Friday, February 3, 2017

Prickly

So far, we love Lanzarote. But we are starting to hate the place we’re staying.


It’s a great location, right on the sea, with surf pounding on the rocks outside our door, nice terrace, shops nearby. It’s an adequate space. The beds are decent, the furniture, though cheap and/or old, is fine. But from there, it goes rapidly downhill.

The kitchen is very poorly equipped. Some of the pans look to be about 20 years old, their no-stick surfaces all gone. There are barely enough utensils for four people, few of them matching. The cutting knives are old and/or dull. There are exactly four wine glasses, two white wine, two red – but about 150 coffee mugs, and 37 juice glasses. The microwave is an antique that lives on top of the refrigerator. It works fine, but blows the fuse most times we use it. (The only place to plug it in is on the same circuit as the stove - brilliant.)

But the worst of it is that there are some fairly serious problems – hot water sometimes disappears; the Internet goes in and out constantly, and for periods is out more than in; the shower drain was blocked when we got here – and there has been no response from our hosts to any of our reports of these problems. Total radio silence. Sandra, who was staying next door when we arrived, has vanished. I’m starting to get pissed off.

The latest is, we woke up this morning covered in mosquito bites. This is partly – arguably mostly – our fault.

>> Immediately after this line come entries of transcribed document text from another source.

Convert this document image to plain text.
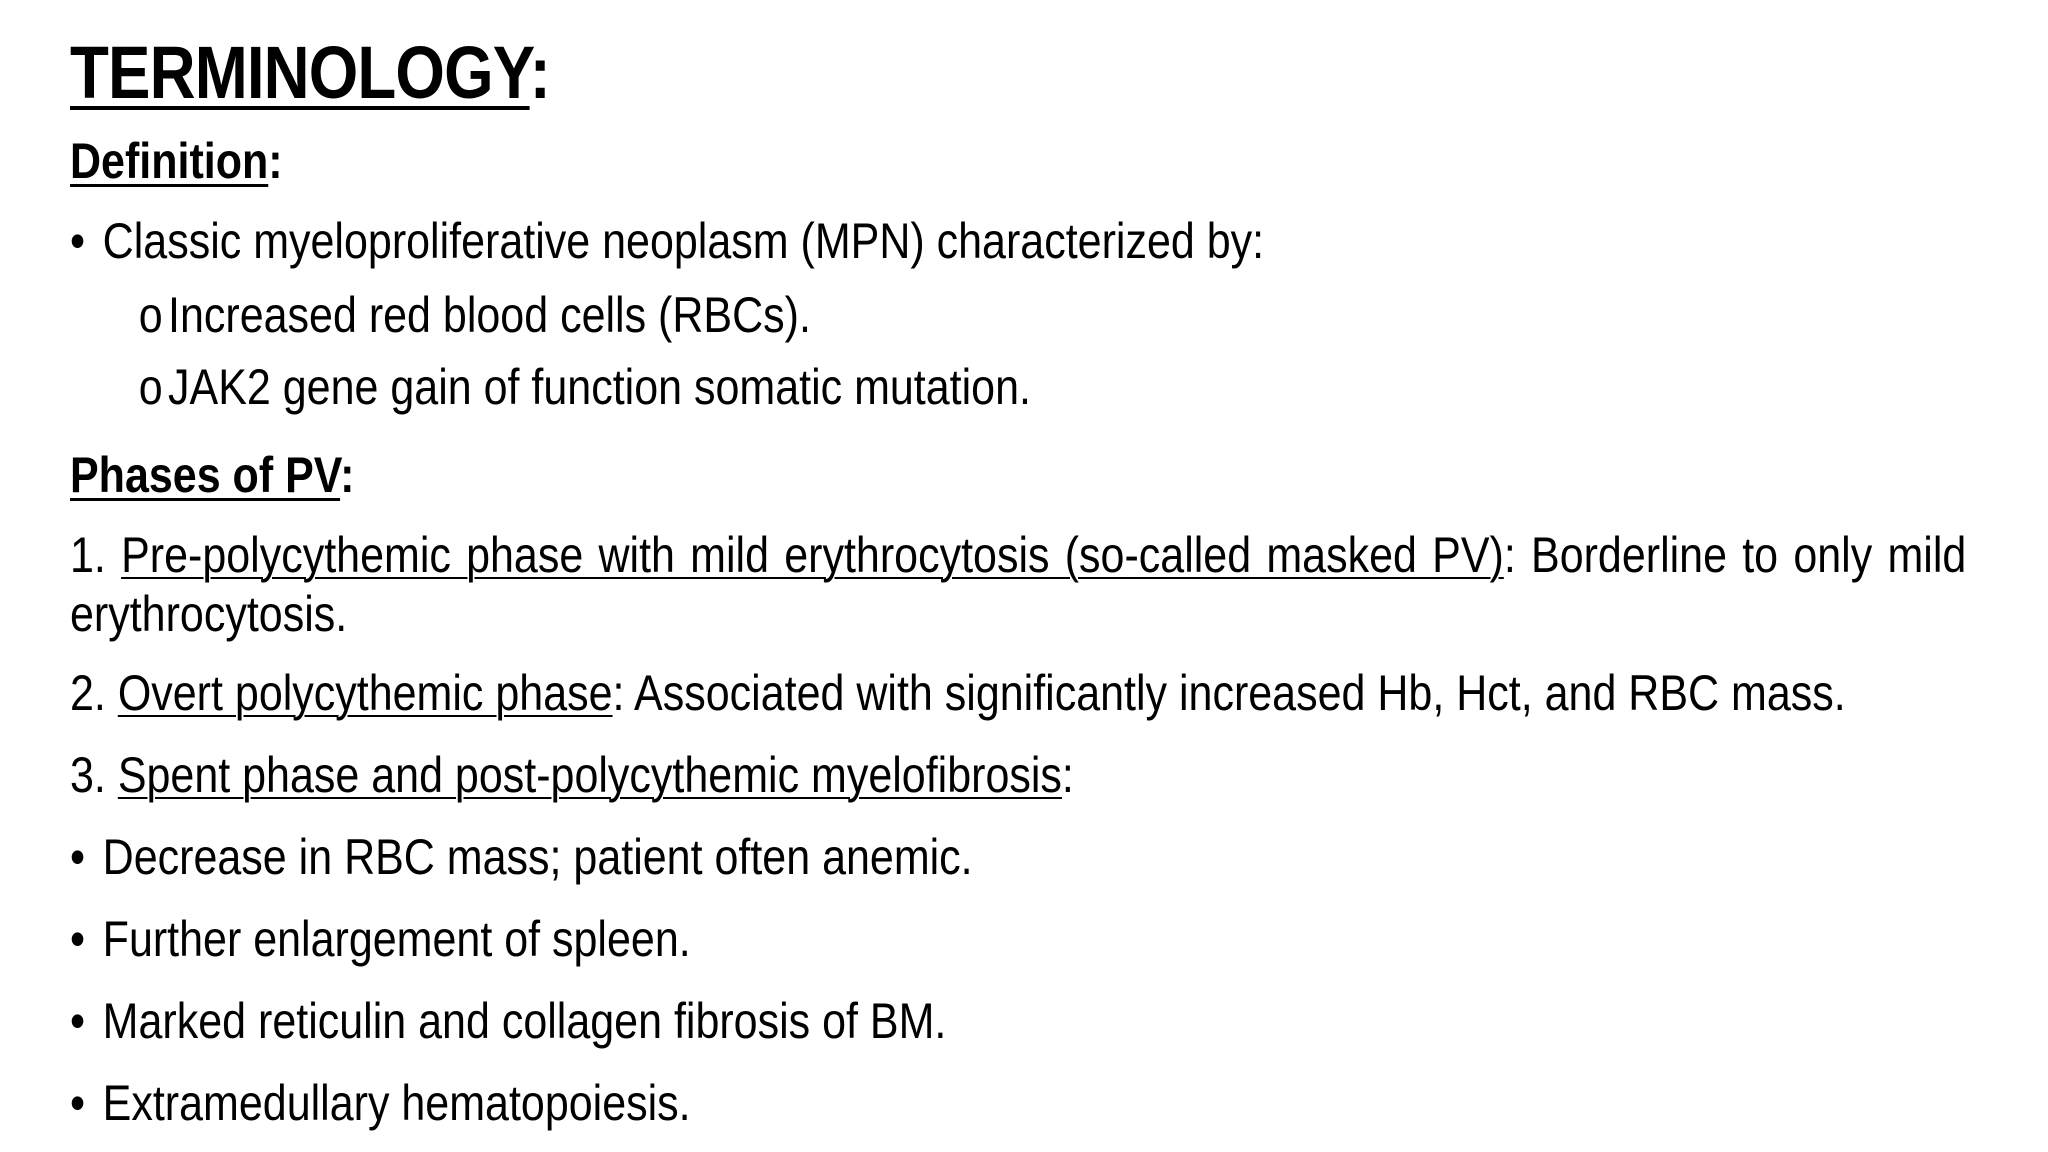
TERMINOLOGY:
Definition:
• Classic myeloproliferative neoplasm (MPN) characterized by:
o Increased red blood cells (RBCs).
o JAK2 gene gain of function somatic mutation.
Phases of PV:
1. Pre-polycythemic phase with mild erythrocytosis (so-called masked PV): Borderline to only mild erythrocytosis.
2. Overt polycythemic phase: Associated with significantly increased Hb, Hct, and RBC mass.
3. Spent phase and post-polycythemic myelofibrosis:
• Decrease in RBC mass; patient often anemic.
• Further enlargement of spleen.
• Marked reticulin and collagen fibrosis of BM.
• Extramedullary hematopoiesis.
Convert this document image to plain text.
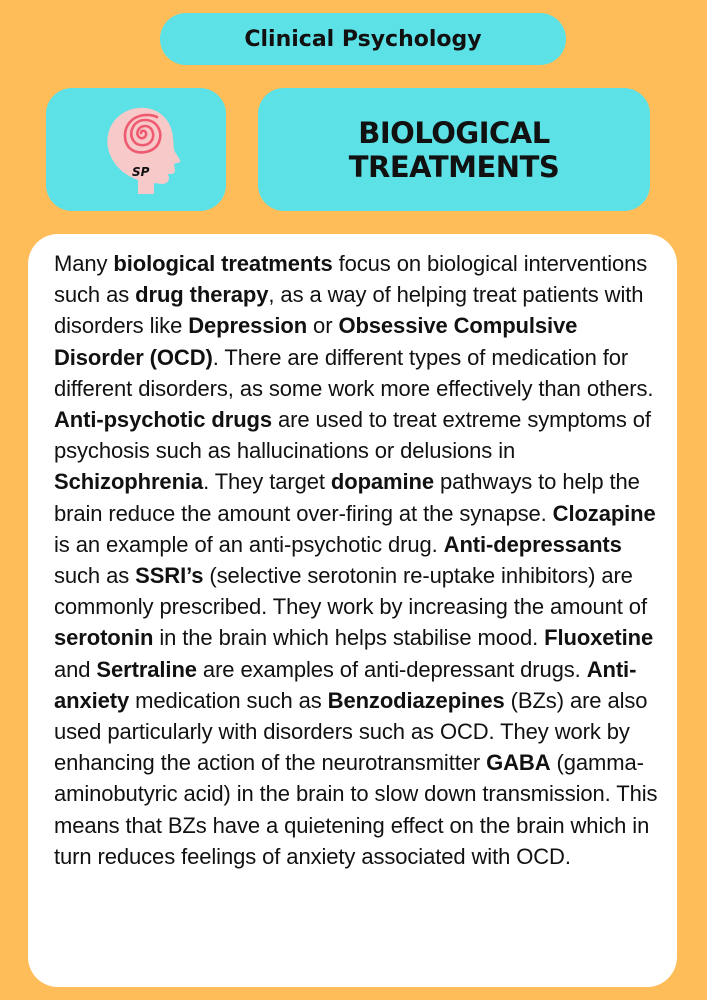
Clinical Psychology
SP
BIOLOGICAL TREATMENTS

Many biological treatments focus on biological interventions such as drug therapy, as a way of helping treat patients with disorders like Depression or Obsessive Compulsive Disorder (OCD). There are different types of medication for different disorders, as some work more effectively than others. Anti-psychotic drugs are used to treat extreme symptoms of psychosis such as hallucinations or delusions in Schizophrenia. They target dopamine pathways to help the brain reduce the amount over-firing at the synapse. Clozapine is an example of an anti-psychotic drug. Anti-depressants such as SSRI’s (selective serotonin re-uptake inhibitors) are commonly prescribed. They work by increasing the amount of serotonin in the brain which helps stabilise mood. Fluoxetine and Sertraline are examples of anti-depressant drugs. Anti-anxiety medication such as Benzodiazepines (BZs) are also used particularly with disorders such as OCD. They work by enhancing the action of the neurotransmitter GABA (gamma-aminobutyric acid) in the brain to slow down transmission. This means that BZs have a quietening effect on the brain which in turn reduces feelings of anxiety associated with OCD.
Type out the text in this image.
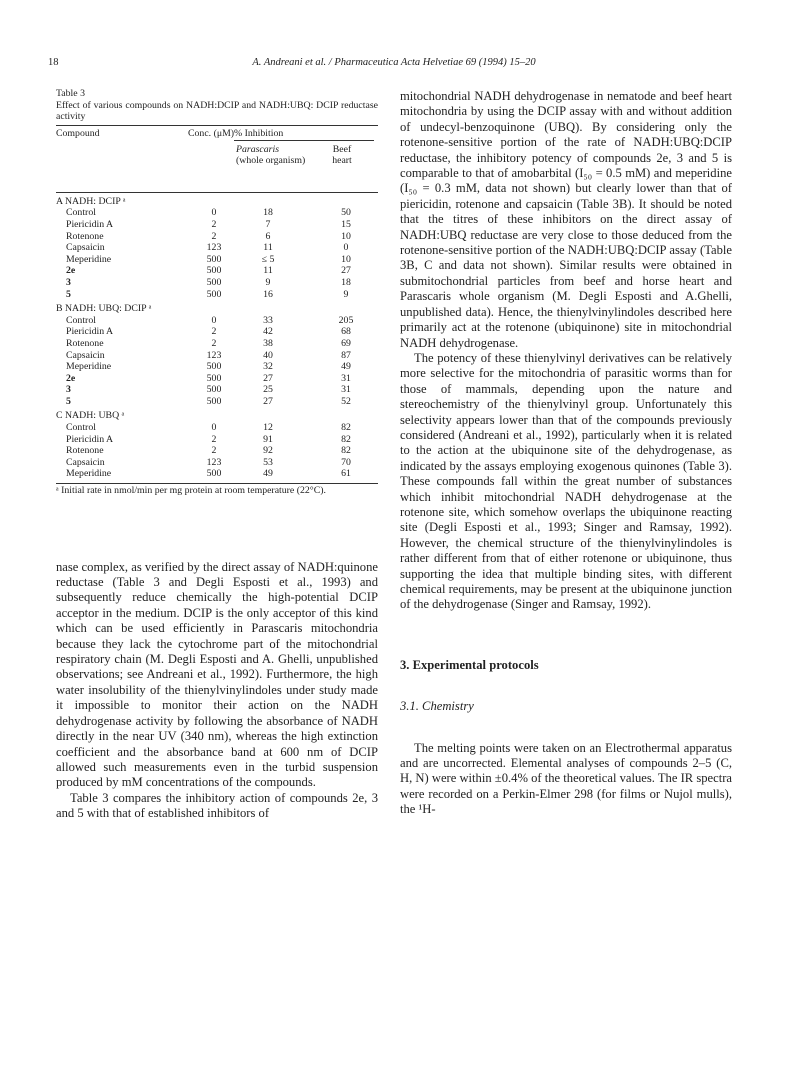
18	A. Andreani et al. / Pharmaceutica Acta Helvetiae 69 (1994) 15–20

Table 3

Effect of various compounds on NADH:DCIP and NADH:UBQ: DCIP reductase activity

Compound	Conc. (μM) % Inhibition
Parascaris
(whole organism)
Beef heart
A NADH: DCIP ᵃ
Control	0	18	50
Piericidin A	2	7	15
Rotenone	2	6	10
Capsaicin	123	11	0
Meperidine	500	≤ 5	10
2e	500	11	27
3	500	9	18
5	500	16	9
B NADH: UBQ: DCIP ᵃ
Control	0	33	205
Piericidin A	2	42	68
Rotenone	2	38	69
Capsaicin	123	40	87
Meperidine	500	32	49
2e	500	27	31
3	500	25	31
5	500	27	52
C NADH: UBQ ᵃ
Control	0	12	82
Piericidin A	2	91	82
Rotenone	2	92	82
Capsaicin	123	53	70
Meperidine	500	49	61
ᵃ Initial rate in nmol/min per mg protein at room temperature (22°C).

nase complex, as verified by the direct assay of NADH:quinone reductase (Table 3 and Degli Esposti et al., 1993) and subsequently reduce chemically the high-potential DCIP acceptor in the medium. DCIP is the only acceptor of this kind which can be used efficiently in Parascaris mitochondria because they lack the cytochrome part of the mitochondrial respiratory chain (M. Degli Esposti and A. Ghelli, unpublished observations; see Andreani et al., 1992). Furthermore, the high water insolubility of the thienylvinylindoles under study made it impossible to monitor their action on the NADH dehydrogenase activity by following the absorbance of NADH directly in the near UV (340 nm), whereas the high extinction coefficient and the absorbance band at 600 nm of DCIP allowed such measurements even in the turbid suspension produced by mM concentrations of the compounds.

Table 3 compares the inhibitory action of compounds 2e, 3 and 5 with that of established inhibitors of

mitochondrial NADH dehydrogenase in nematode and beef heart mitochondria by using the DCIP assay with and without addition of undecyl-benzoquinone (UBQ). By considering only the rotenone-sensitive portion of the rate of NADH:UBQ:DCIP reductase, the inhibitory potency of compounds 2e, 3 and 5 is comparable to that of amobarbital (I₅₀ = 0.5 mM) and meperidine (I₅₀ = 0.3 mM, data not shown) but clearly lower than that of piericidin, rotenone and capsaicin (Table 3B). It should be noted that the titres of these inhibitors on the direct assay of NADH:UBQ reductase are very close to those deduced from the rotenone-sensitive portion of the NADH:UBQ:DCIP assay (Table 3B, C and data not shown). Similar results were obtained in submitochondrial particles from beef and horse heart and Parascaris whole organism (M. Degli Esposti and A.Ghelli, unpublished data). Hence, the thienylvinylindoles described here primarily act at the rotenone (ubiquinone) site in mitochondrial NADH dehydrogenase.

The potency of these thienylvinyl derivatives can be relatively more selective for the mitochondria of parasitic worms than for those of mammals, depending upon the nature and stereochemistry of the thienylvinyl group. Unfortunately this selectivity appears lower than that of the compounds previously considered (Andreani et al., 1992), particularly when it is related to the action at the ubiquinone site of the dehydrogenase, as indicated by the assays employing exogenous quinones (Table 3). These compounds fall within the great number of substances which inhibit mitochondrial NADH dehydrogenase at the rotenone site, which somehow overlaps the ubiquinone reacting site (Degli Esposti et al., 1993; Singer and Ramsay, 1992). However, the chemical structure of the thienylvinylindoles is rather different from that of either rotenone or ubiquinone, thus supporting the idea that multiple binding sites, with different chemical requirements, may be present at the ubiquinone junction of the dehydrogenase (Singer and Ramsay, 1992).

3. Experimental protocols

3.1. Chemistry

The melting points were taken on an Electrothermal apparatus and are uncorrected. Elemental analyses of compounds 2–5 (C, H, N) were within ±0.4% of the theoretical values. The IR spectra were recorded on a Perkin-Elmer 298 (for films or Nujol mulls), the ¹H-
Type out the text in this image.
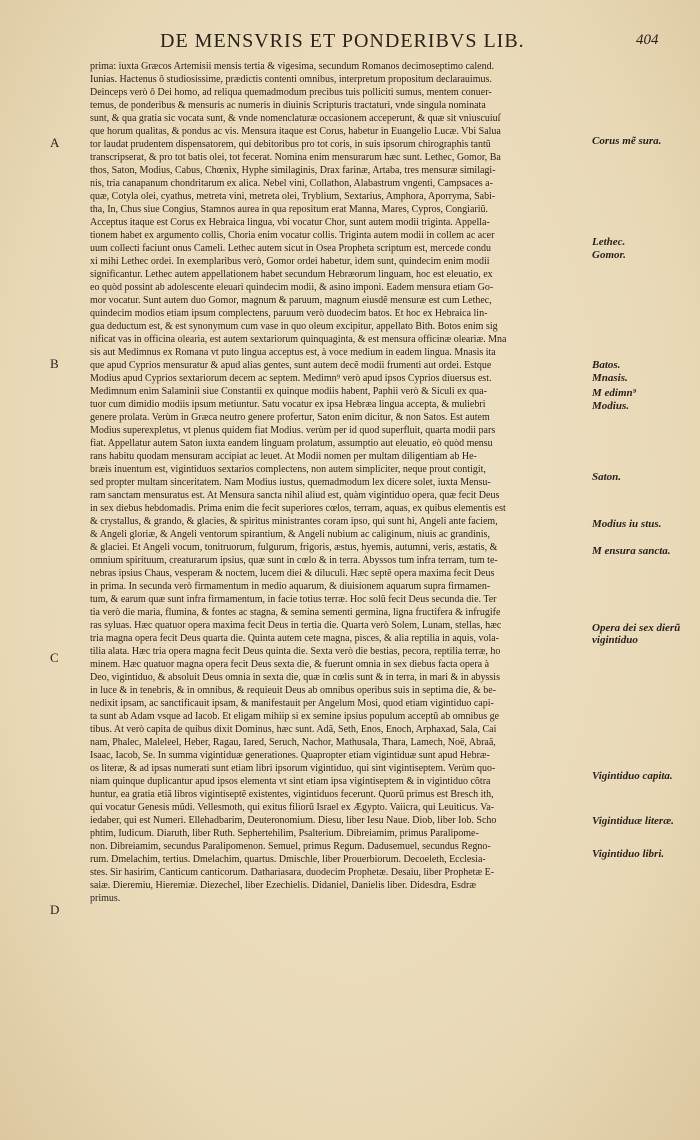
DE MENSVRIS ET PONDERIBVS LIB.	404
prima: iuxta Græcos Artemisii mensis tertia & vigesima, secundum Romanos decimoseptimo calend.
Iunias. Hactenus ô studiosissime, prædictis contenti omnibus, interpretum propositum declarauimus.
Deinceps verò ô Dei homo, ad reliqua quemadmodum precibus tuis polliciti sumus, mentem conuer-
temus, de ponderibus & mensuris ac numeris in diuinis Scripturis tractaturi, vnde singula nominata
sunt, & qua gratia sic vocata sunt, & vnde nomenclaturæ occasionem acceperunt, & quæ sit vniuscuiuſ
que horum qualitas, & pondus ac vis. Mensura itaque est Corus, habetur in Euangelio Lucæ. Vbi Salua
tor laudat prudentem dispensatorem, qui debitoribus pro tot coris, in suis ipsorum chirographis tantũ
transcripserat, & pro tot batis olei, tot fecerat. Nomina enim mensurarum hæc sunt. Lethec, Gomor, Ba
thos, Saton, Modius, Cabus, Chœnix, Hyphe similaginis, Drax farinæ, Artaba, tres mensuræ similagi-
nis, tria canapanum chondritarum ex alica. Nebel vini, Collathon, Alabastrum vngenti, Campsaces a-
quæ, Cotyla olei, cyathus, metreta vini, metreta olei, Tryblium, Sextarius, Amphora, Aporryma, Sabi-
tha, In, Chus siue Congius, Stamnos aurea in qua repositum erat Manna, Mares, Cypros, Congiariũ.
Acceptus itaque est Corus ex Hebraica lingua, vbi vocatur Chor, sunt autem modii triginta. Appella-
tionem habet ex argumento collis, Choria enim vocatur collis. Triginta autem modii in collem ac acer
uum collecti faciunt onus Cameli. Lethec autem sicut in Osea Propheta scriptum est, mercede condu
xi mihi Lethec ordei. In exemplaribus verò, Gomor ordei habetur, idem sunt, quindecim enim modii
significantur. Lethec autem appellationem habet secundum Hebræorum linguam, hoc est eleuatio, ex
eo quòd possint ab adolescente eleuari quindecim modii, & asino imponi. Eadem mensura etiam Go-
mor vocatur. Sunt autem duo Gomor, magnum & paruum, magnum eiusdẽ mensuræ est cum Lethec,
quindecim modios etiam ipsum complectens, paruum verò duodecim batos. Et hoc ex Hebraica lin-
gua deductum est, & est synonymum cum vase in quo oleum excipitur, appellato Bith. Botos enim sig
nificat vas in officina olearia, est autem sextariorum quinquaginta, & est mensura officinæ oleariæ. Mna
sis aut Medimnus ex Romana vt puto lingua acceptus est, à voce medium in eadem lingua. Mnasis ita
que apud Cyprios mensuratur & apud alias gentes, sunt autem decẽ modii frumenti aut ordei. Estque
Modius apud Cyprios sextariorum decem ac septem. Medimn⁹ verò apud ipsos Cyprios diuersus est.
Medimnum enim Salaminii siue Constantii ex quinque modiis habent, Paphii verò & Siculi ex qua-
tuor cum dimidio modiis ipsum metiuntur. Satu vocatur ex ipsa Hebræa lingua accepta, & muliebri
genere prolata. Verùm in Græca neutro genere profertur, Saton enim dicitur, & non Satos. Est autem
Modius superexpletus, vt plenus quidem fiat Modius. verùm per id quod superfluit, quarta modii pars
fiat. Appellatur autem Saton iuxta eandem linguam prolatum, assumptio aut eleuatio, eò quòd mensu
rans habitu quodam mensuram accipiat ac leuet. At Modii nomen per multam diligentiam ab He-
bræis inuentum est, vigintiduos sextarios complectens, non autem simpliciter, neque prout contigit,
sed propter multam sinceritatem. Nam Modius iustus, quemadmodum lex dicere solet, iuxta Mensu-
ram sanctam mensuratus est. At Mensura sancta nihil aliud est, quàm vigintiduo opera, quæ fecit Deus
in sex diebus hebdomadis. Prima enim die fecit superiores cœlos, terram, aquas, ex quibus elementis est
& crystallus, & grando, & glacies, & spiritus ministrantes coram ipso, qui sunt hi, Angeli ante faciem,
& Angeli gloriæ, & Angeli ventorum spirantium, & Angeli nubium ac caliginum, niuis ac grandinis,
& glaciei. Et Angeli vocum, tonitruorum, fulgurum, frigoris, æstus, hyemis, autumni, veris, æstatis, &
omnium spirituum, creaturarum ipsius, quæ sunt in cœlo & in terra. Abyssos tum infra terram, tum te-
nebras ipsius Chaus, vesperam & noctem, lucem diei & diluculi. Hæc septẽ opera maxima fecit Deus
in prima. In secunda verò firmamentum in medio aquarum, & diuisionem aquarum supra firmamen-
tum, & earum quæ sunt infra firmamentum, in facie totius terræ. Hoc solũ fecit Deus secunda die. Ter
tia verò die maria, flumina, & fontes ac stagna, & semina sementi germina, ligna fructifera & infrugife
ras syluas. Hæc quatuor opera maxima fecit Deus in tertia die. Quarta verò Solem, Lunam, stellas, hæc
tria magna opera fecit Deus quarta die. Quinta autem cete magna, pisces, & alia reptilia in aquis, vola-
tilia alata. Hæc tria opera magna fecit Deus quinta die. Sexta verò die bestias, pecora, reptilia terræ, ho
minem. Hæc quatuor magna opera fecit Deus sexta die, & fuerunt omnia in sex diebus facta opera à
Deo, vigintiduo, & absoluit Deus omnia in sexta die, quæ in cœlis sunt & in terra, in mari & in abyssis
in luce & in tenebris, & in omnibus, & requieuit Deus ab omnibus operibus suis in septima die, & be-
nedixit ipsam, ac sanctificauit ipsam, & manifestauit per Angelum Mosi, quod etiam vigintiduo capi-
ta sunt ab Adam vsque ad Iacob. Et eligam mihiip si ex semine ipsius populum acceptũ ab omnibus ge
tibus. At verò capita de quibus dixit Dominus, hæc sunt. Adã, Seth, Enos, Enoch, Arphaxad, Sala, Cai
nam, Phalec, Maleleel, Heber, Ragau, Iared, Seruch, Nachor, Mathusala, Thara, Lamech, Noë, Abraã,
Isaac, Iacob, Se. In summa vigintiduæ generationes. Quapropter etiam vigintiduæ sunt apud Hebræ-
os literæ, & ad ipsas numerati sunt etiam libri ipsorum vigintiduo, qui sint vigintiseptem. Verùm quo-
niam quinque duplicantur apud ipsos elementa vt sint etiam ipsa vigintiseptem & in vigintiduo cõtra
huntur, ea gratia etiã libros vigintiseptẽ existentes, vigintiduos fecerunt. Quorũ primus est Bresch ith,
qui vocatur Genesis mũdi. Vellesmoth, qui exitus filiorũ Israel ex Ægypto. Vaiicra, qui Leuiticus. Va-
iedaber, qui est Numeri. Ellehadbarim, Deuteronomium. Diesu, liber Iesu Naue. Diob, liber Iob. Scho
phtim, Iudicum. Diaruth, liber Ruth. Sephertehilim, Psalterium. Dibreiamim, primus Paralipome-
non. Dibreiamim, secundus Paralipomenon. Semuel, primus Regum. Dadusemuel, secundus Regno-
rum. Dmelachim, tertius. Dmelachim, quartus. Dmischle, liber Prouerbiorum. Decoeleth, Ecclesia-
stes. Sir hasirim, Canticum canticorum. Dathariasara, duodecim Prophetæ. Desaiu, liber Prophetæ E-
saiæ. Dieremiu, Hieremiæ. Diezechel, liber Ezechielis. Didaniel, Danielis liber. Didesdra, Esdræ
primus.
A
B
C
D
Corus mẽ sura.
Lethec.
Gomor.
Batos.
Mnasis.
M edimn⁹
Modius.
Saton.
Modius iu stus.
M ensura sancta.
Opera dei sex dierũ vigintiduo
Vigintiduo capita.
Vigintiduæ literæ.
Vigintiduo libri.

Sandra did warn us about the mozzies, about keeping the doors and windows shut in the evening, but we haven’t been really careful about it. Last night, we left a window open in the bathroom, and were swarmed while sleeping. My hands and wrists and forehead – the parts sticking out from under the bedding – are covered. When we went to investigate, we discovered the bedroom walls and ceiling covered in the things. We found insecticide in the kitchen cupboard and sprayed the hell out of the bastards. We’ll just hope they’re not the malarial kind. Wouldn't it make sense in a place with this level of insect problem to use screens on the windows and doors?

But enough ranting.

We are otherwise enjoying our time here. It has been a relaxed time. Yesterday, I ran in the morning, but otherwise, we didn’t budge from the house until 2:30 in the afternoon, when we drove down the LZ 1 a few kilometers to the Cactus Garden at Guatiza.

This was another project of César Manrique, the artist-architect who renovated the Mirador del Río centre, the spectacular look-out point we visited our first full day here. The garden was built in a shallow quarry dug to source minerals needed for growing prickly pears. The cacti are used to host cochineal insects, which are cultivated to make red dye. The garden is surrounded by one of the biggest cactus plantations on the island. (Cacti are also farmed here for aloe.)
                                

It includes approximately 4,500 specimens of 450 different species of 13 families of cacti from five continents – or so says at the website. The garden is beautifully designed and maintained. Manrique was involved in every aspect of design. Even the graphics denoting male and female at the entrances to the washrooms are in his trademark style – and leave no doubt about which gender goes where.



Karen and I spent a couple of hours wandering about the place – and it’s not that large – marvelling at the variety and weirdness of the forms. Many of them we had seen before, some in the wild in Arizona, but many were new and bizarre. Cacti are great photo subjects, studies in pattern and repetition. I took a gazillion pictures, some of which I’ll post here, some on Facebook, perhaps. Karen took quite a few too, looking for images to transform into embroidery projects. It was the picture taking as much as the looking that kept us there so long.






Compared to other places we’ve been on the island, there were lots of tourists: Germans, Brits, French, Spanish. At least one bus tour pulled in while we were there. But the place didn’t seem that crowded. This is a great time of year to be in the Canaries. I’m not sure when high season is here – I would have thought right about now, but everywhere we’ve gone, it has been very uncrowded. Of course, we haven’t been down the south end of the island yet, where all the beach resorts are.

After the cactus garden we drove to Orzola, the tiny port town at the northern tip of the island, from which the ferry to Graciosa leaves. The purpose of the drive was more to find a way into the wild volcanic landscape in the Malpaís de la Corona – the badlands of Corona, the wasteland of piled laval boulders, cacti and succulents between Orzola and Jameos del Agua in the south (which is just north of us.) I’m desperate to photograph it. It was formed by centuries-old eruptions of Monte Corona, just to the west. We were unsuccessful. A tiny road shown on our otherwise ecellent map has disappeared, or was never there. We have a new strategy for finding a way in today. We’ll see.